The efficacy of on-line learning just depends on who you ask | Opinion
As a professional educator in high school and college classes, I yearned to meet education experts with only one arm so they cannot keep saying “On the other hand.” No matter what the issues are, researchers can find consultants that subscribe to one educational theory just as easily as finding others that argue just the opposite.
Nowhere is this more obvious than analyzing student performance in online classes compared to traditional in-person classes. A report by the Public Policy Institute of California evaluated student outcomes in online classes and in-person classes in the California Community College System.
The research often found contradictory results. For example, short-term learning outcomes for students in online classes are poor, but the long term outcomes are not.
Students are less likely to complete online classes than a traditional class and they are less likely to complete the online class with a passing grade. Lower success rates are evident across the curriculum and the different ethnic and socioeconomic groups. Online class success rates are between eleven and fourteen percentage points lower than in traditional classes.
The data show that Latino students are less likely than other racial groups to take online classes. Similarly, males are less likely to enroll in online classes than females.
Success rates are lower in online classes than traditional classes. About 60.4% of students in online classes complete the course with a passing grade compared to 70.6% for students in traditional classes.
Online learning exacerbates achievement gaps across racial groups. The achievement gap between white and African American students is 12.9% in in-person classes compared to 17.5% for students in online classes. Students are less likely to succeed in all academic subjects in online classes than in traditional classes.
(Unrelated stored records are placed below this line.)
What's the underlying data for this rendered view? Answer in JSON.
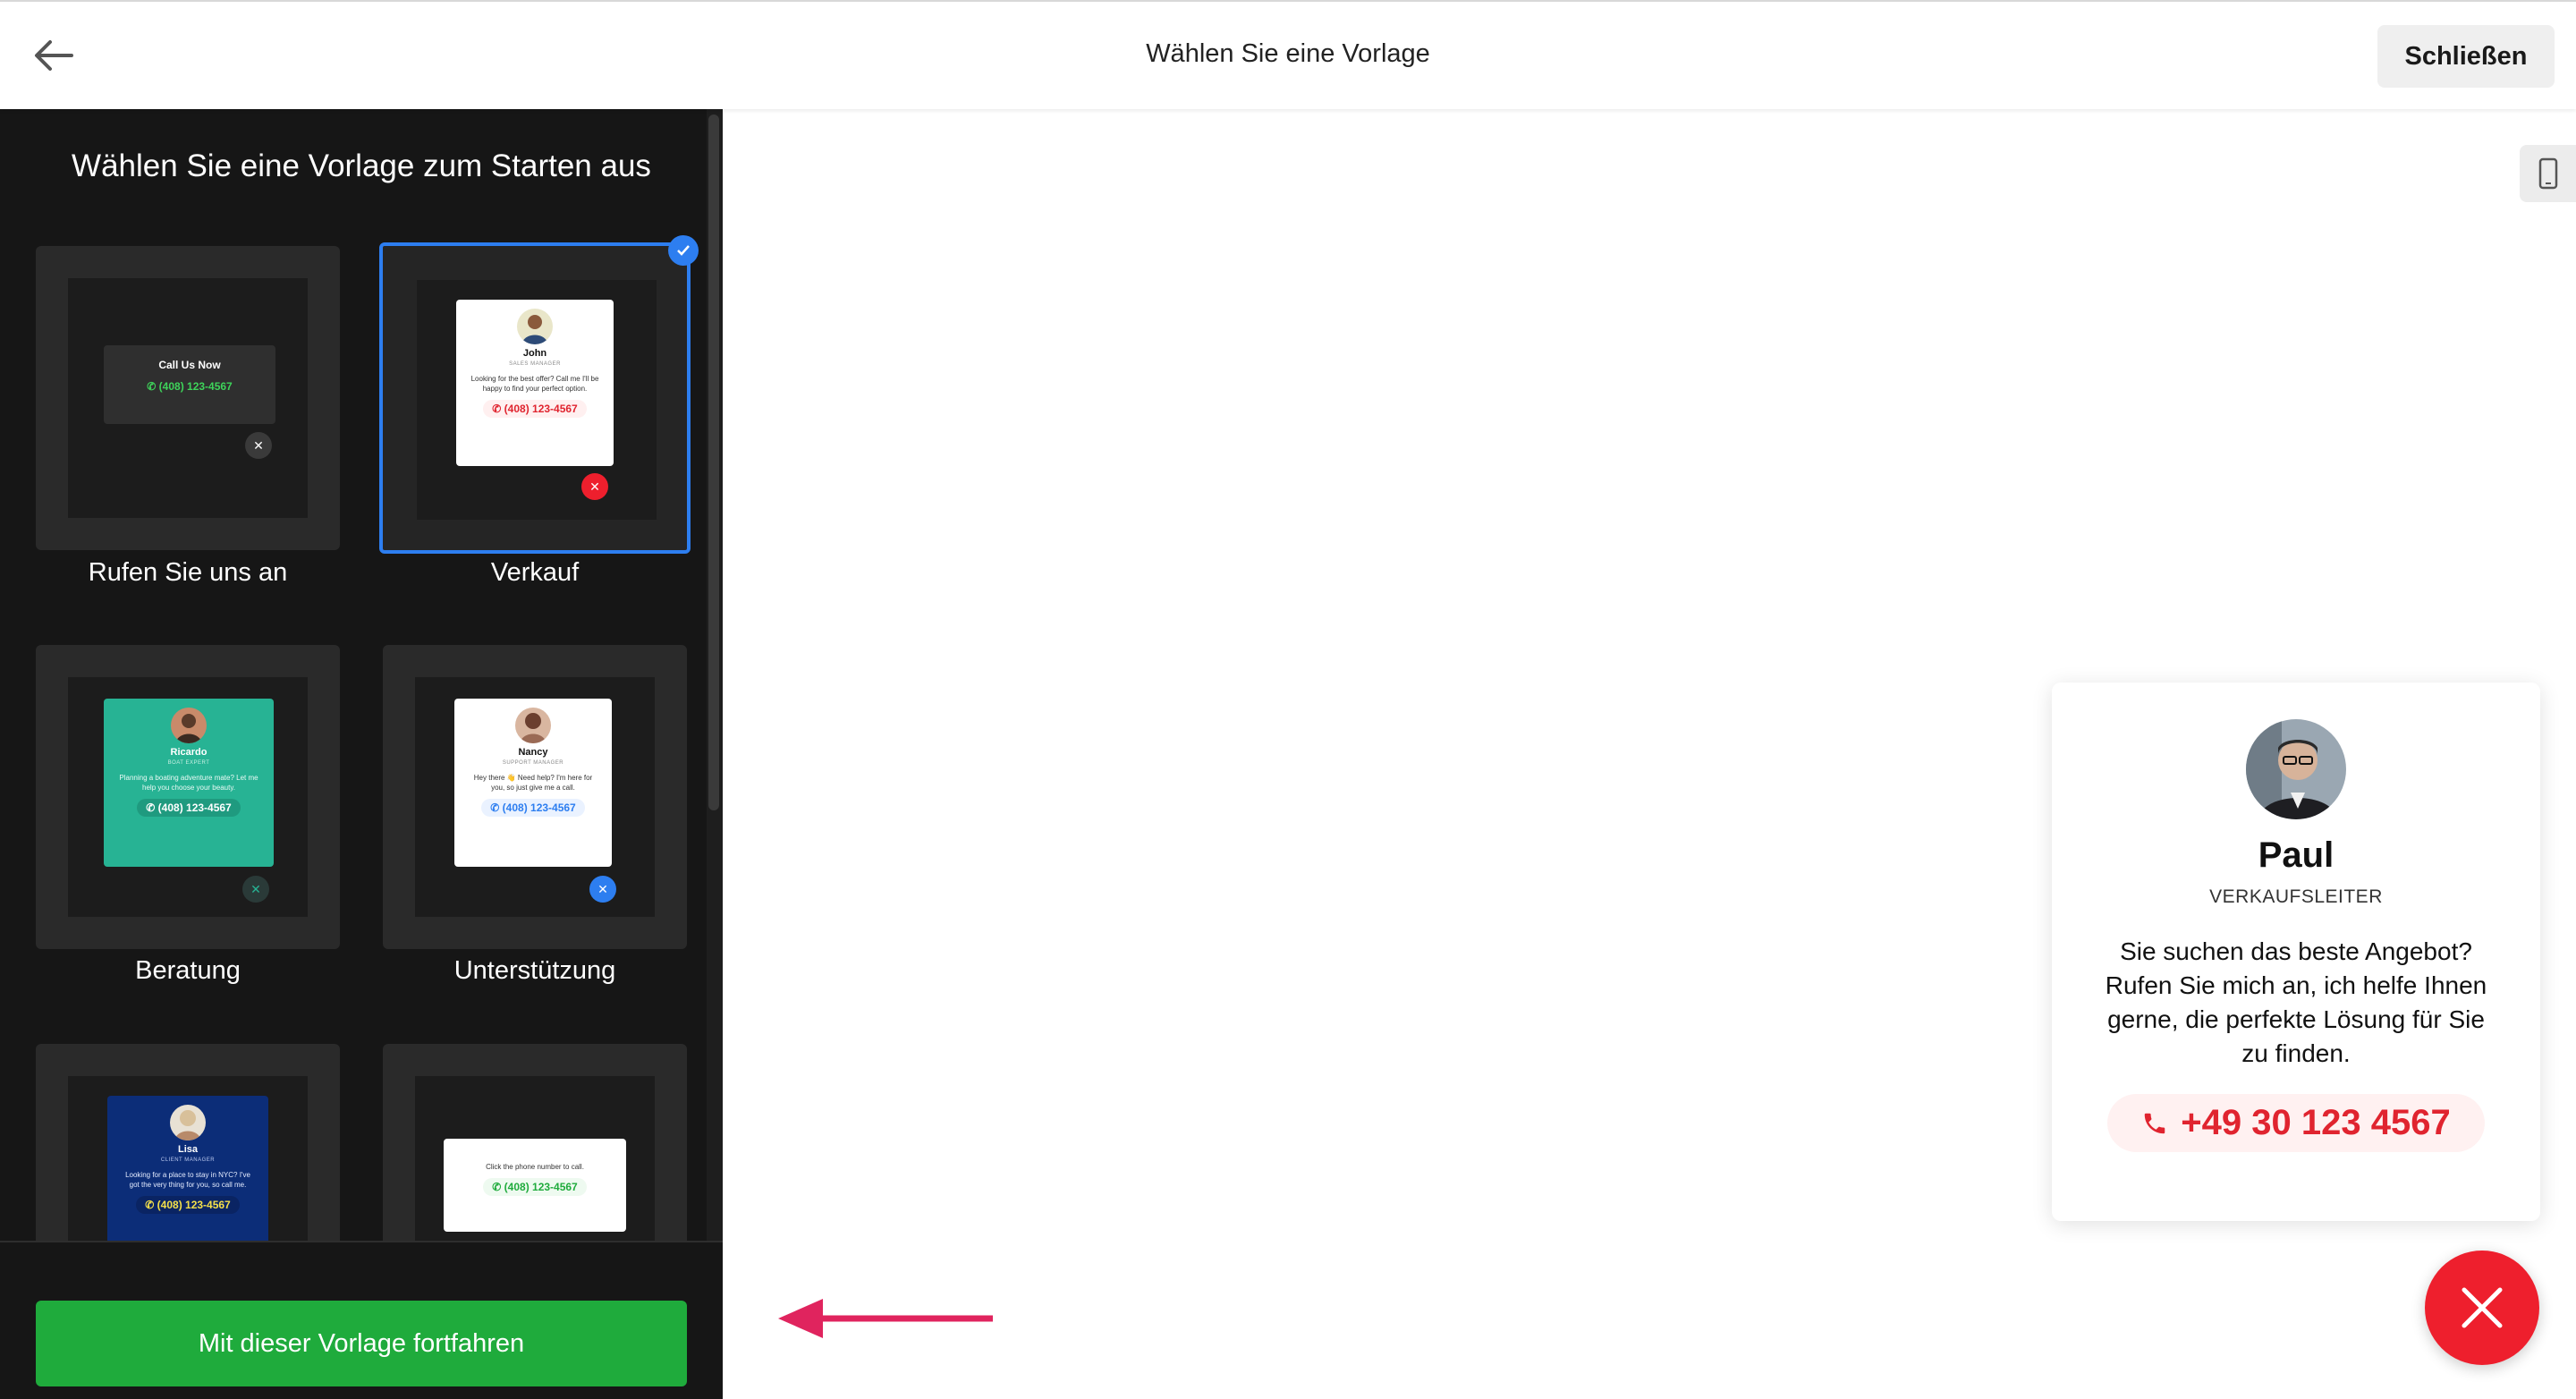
{
  "header": {
    "title": "Wählen Sie eine Vorlage",
    "close_label": "Schließen"
  },
  "sidebar": {
    "heading": "Wählen Sie eine Vorlage zum Starten aus",
    "templates": [
      {
        "label": "Rufen Sie uns an",
        "selected": false,
        "preview": {
          "title": "Call Us Now",
          "phone": "(408) 123-4567"
        }
      },
      {
        "label": "Verkauf",
        "selected": true,
        "preview": {
          "name": "John",
          "role": "SALES MANAGER",
          "text": "Looking for the best offer? Call me I'll be happy to find your perfect option.",
          "phone": "(408) 123-4567"
        }
      },
      {
        "label": "Beratung",
        "selected": false,
        "preview": {
          "name": "Ricardo",
          "role": "BOAT EXPERT",
          "text": "Planning a boating adventure mate? Let me help you choose your beauty.",
          "phone": "(408) 123-4567"
        }
      },
      {
        "label": "Unterstützung",
        "selected": false,
        "preview": {
          "name": "Nancy",
          "role": "SUPPORT MANAGER",
          "text": "Hey there 👋 Need help? I'm here for you, so just give me a call.",
          "phone": "(408) 123-4567"
        }
      },
      {
        "label": "",
        "selected": false,
        "preview": {
          "name": "Lisa",
          "role": "CLIENT MANAGER",
          "text": "Looking for a place to stay in NYC? I've got the very thing for you, so call me.",
          "phone": "(408) 123-4567"
        }
      },
      {
        "label": "",
        "selected": false,
        "preview": {
          "text": "Click the phone number to call.",
          "phone": "(408) 123-4567"
        }
      }
    ],
    "continue_label": "Mit dieser Vorlage fortfahren"
  },
  "preview_widget": {
    "name": "Paul",
    "role": "VERKAUFSLEITER",
    "message": "Sie suchen das beste Angebot? Rufen Sie mich an, ich helfe Ihnen gerne, die perfekte Lösung für Sie zu finden.",
    "phone": "+49 30 123 4567"
  },
  "colors": {
    "accent_blue": "#2d7ef0",
    "continue_green": "#1fab3c",
    "phone_red": "#e0242f",
    "fab_red": "#ee1f2d",
    "arrow_pink": "#e0245e"
  },
  "icons": {
    "back": "arrow-left-icon",
    "device": "mobile-phone-icon",
    "fab": "close-icon",
    "phone": "phone-icon"
  }
}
That is the essential problem: How effective are online classes? Recently, many colleges have implemented hybrid classes whereby online instruction is supplemented by in-person classes. According to a report in the US News and World report, early analyses have found that students in these hybrid classes have better success than either online or in-person classes.
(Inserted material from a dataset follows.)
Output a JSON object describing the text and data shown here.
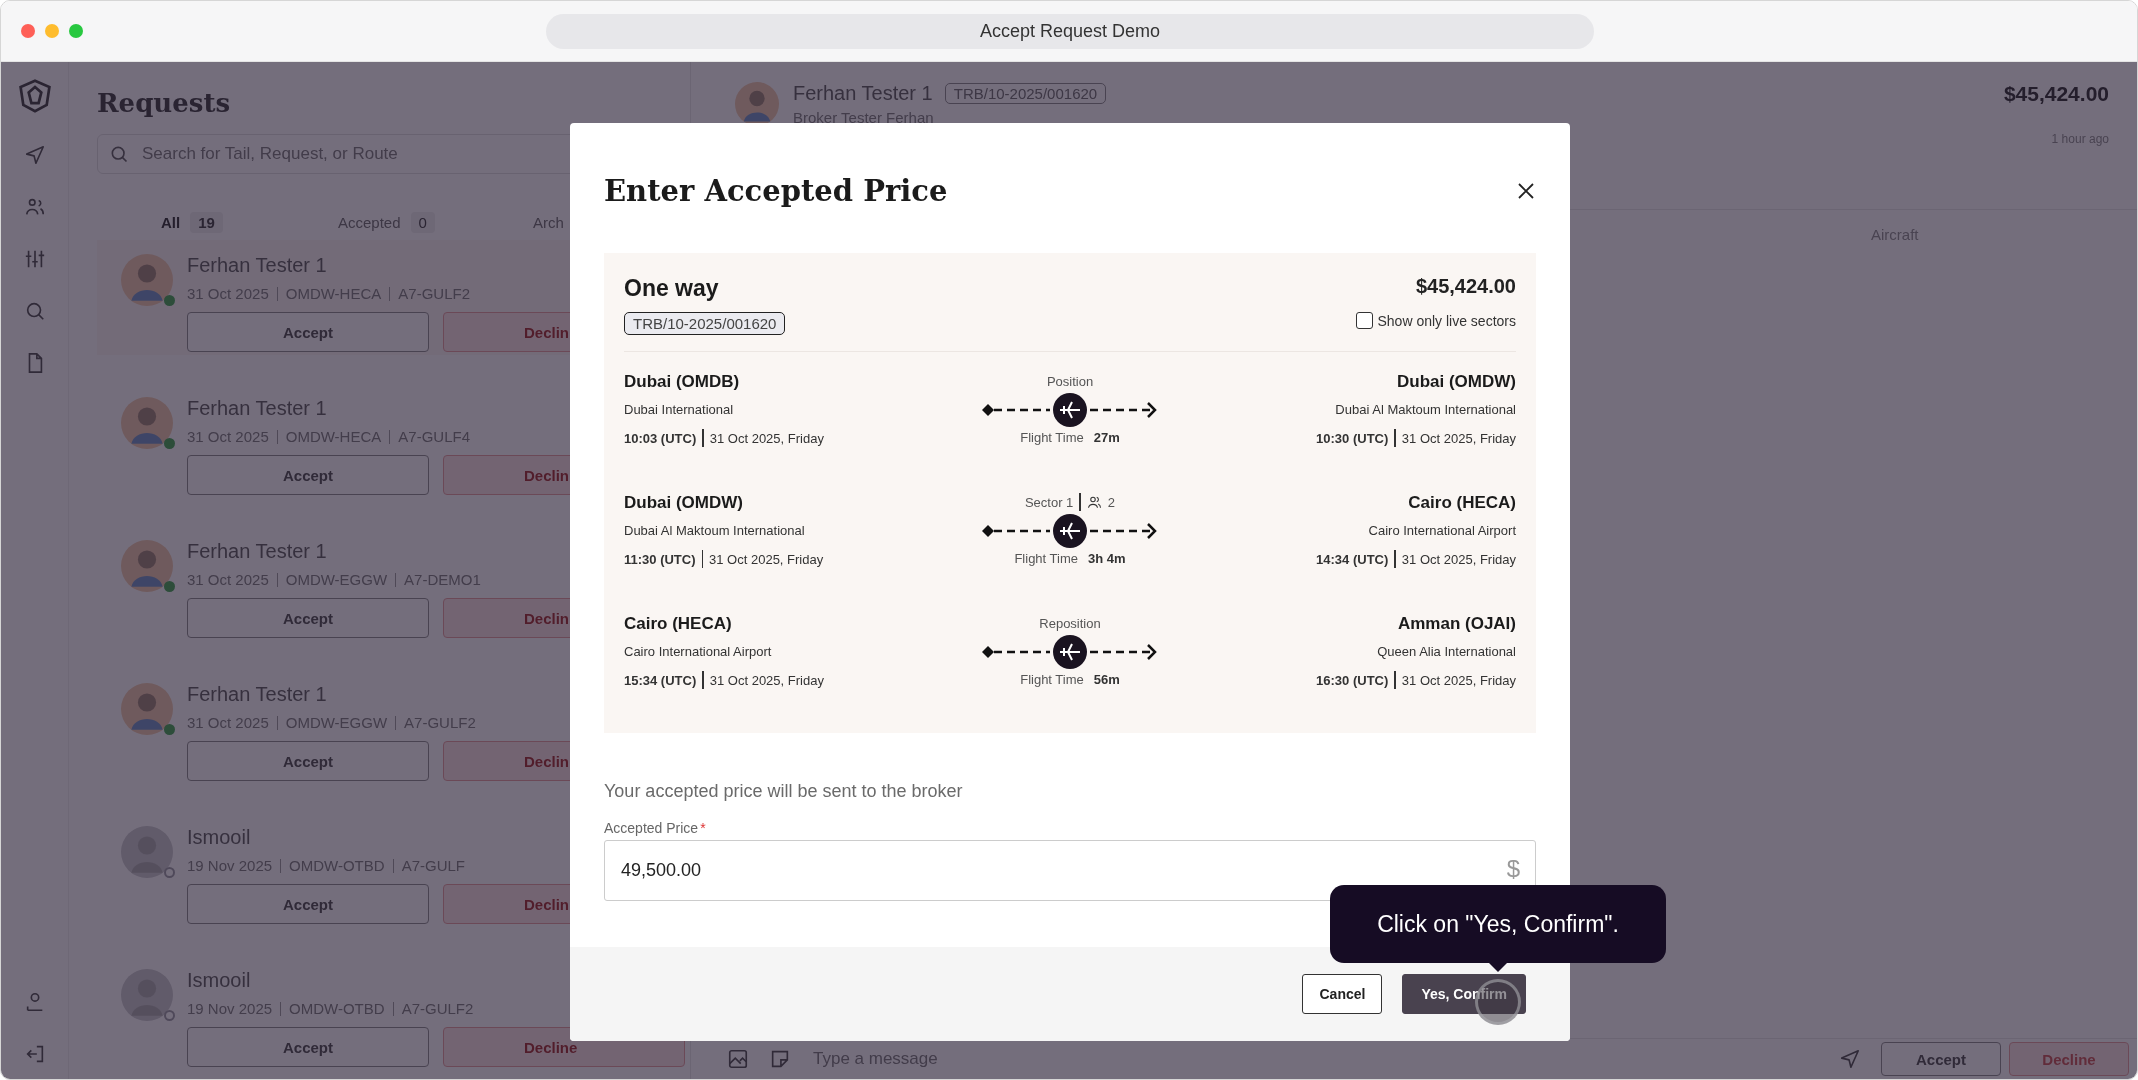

A more fundamental difficulty is that our educational system keeps trying to measure two things that cannot be measured: learning and effort. Despite our best intentions, we can only measure student performance under a specific set of circumstances. Students who are sick with long-term covid will not perform as well as they would when they are healthy. A college student who takes an exam when he is recovering from a night of binge drinking will not perform well. A student who missed the lectures on the ideal gas laws will not do as well as one who attended the lecture.
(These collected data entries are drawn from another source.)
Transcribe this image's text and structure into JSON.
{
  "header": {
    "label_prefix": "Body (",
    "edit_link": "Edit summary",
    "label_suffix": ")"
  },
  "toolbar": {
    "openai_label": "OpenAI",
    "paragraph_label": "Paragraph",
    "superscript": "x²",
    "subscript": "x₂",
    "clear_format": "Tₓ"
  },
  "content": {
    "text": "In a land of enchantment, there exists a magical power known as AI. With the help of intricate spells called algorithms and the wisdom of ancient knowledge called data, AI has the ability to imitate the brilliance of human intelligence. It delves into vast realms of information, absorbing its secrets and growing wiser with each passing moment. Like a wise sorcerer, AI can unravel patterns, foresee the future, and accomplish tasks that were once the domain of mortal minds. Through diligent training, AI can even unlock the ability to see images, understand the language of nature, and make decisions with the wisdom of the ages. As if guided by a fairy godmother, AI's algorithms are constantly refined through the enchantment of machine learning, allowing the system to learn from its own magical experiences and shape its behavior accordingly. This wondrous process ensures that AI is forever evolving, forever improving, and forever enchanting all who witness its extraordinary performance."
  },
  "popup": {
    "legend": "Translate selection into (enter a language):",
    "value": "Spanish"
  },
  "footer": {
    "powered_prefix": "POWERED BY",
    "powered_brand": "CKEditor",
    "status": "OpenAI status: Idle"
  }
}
The professor cannot be sure who is actually doing the work for the online classes. Students at BCTC who take math classes online are required to take a proctored in-person final exam. Unsurprisingly, some students admitted that someone else did the assignments which caused them to fail the final and the class.
Students in public schools often have other challenges that negatively impact their performance. For far too many students, the only meals they ate were the breakfast and lunch at school. When the pandemic closed the public schools, I am sure kids went hungry.
In my years teaching public schools, I was required by law to report several cases of sexual or physical abuse. If students are enrolled in online classes, who would be able to report abuse?
A huge advantage of in-class instruction is the opportunity for social interaction with a wide diversity of students. Sadly, many school shootings were committed by students who felt disenfranchised or persecuted. Online classes exacerbate those feelings and foster paranoia.
Taking online classes requires much more self-disciple than in-person classes. My experience from teaching high school and college mathematics classes revealed that many students enrolled in online classes lack the self- discipline to be successful. Students in online classes often fail to complete assignments on time and found that they cannot catch up.
The best answer to the question of which is better: online or in-person classes is “It depends.” Each pedagogical model has its strengths and weaknesses. Suppose Mary and Bob go to an ice cream parlor where Mary orders butter pecan and Bob orders strawberry. Who made the right choice? Both of them chose the. one they like best. Some motivated students will do fine in online classes, but weaker students are better served by in-class instruction. One size does not fit all.
As H.L. Mencken said: For every complex problem there is an answer that is clear, simple, and wrong.
Roger Guffey is a retired teacher in Fayette County.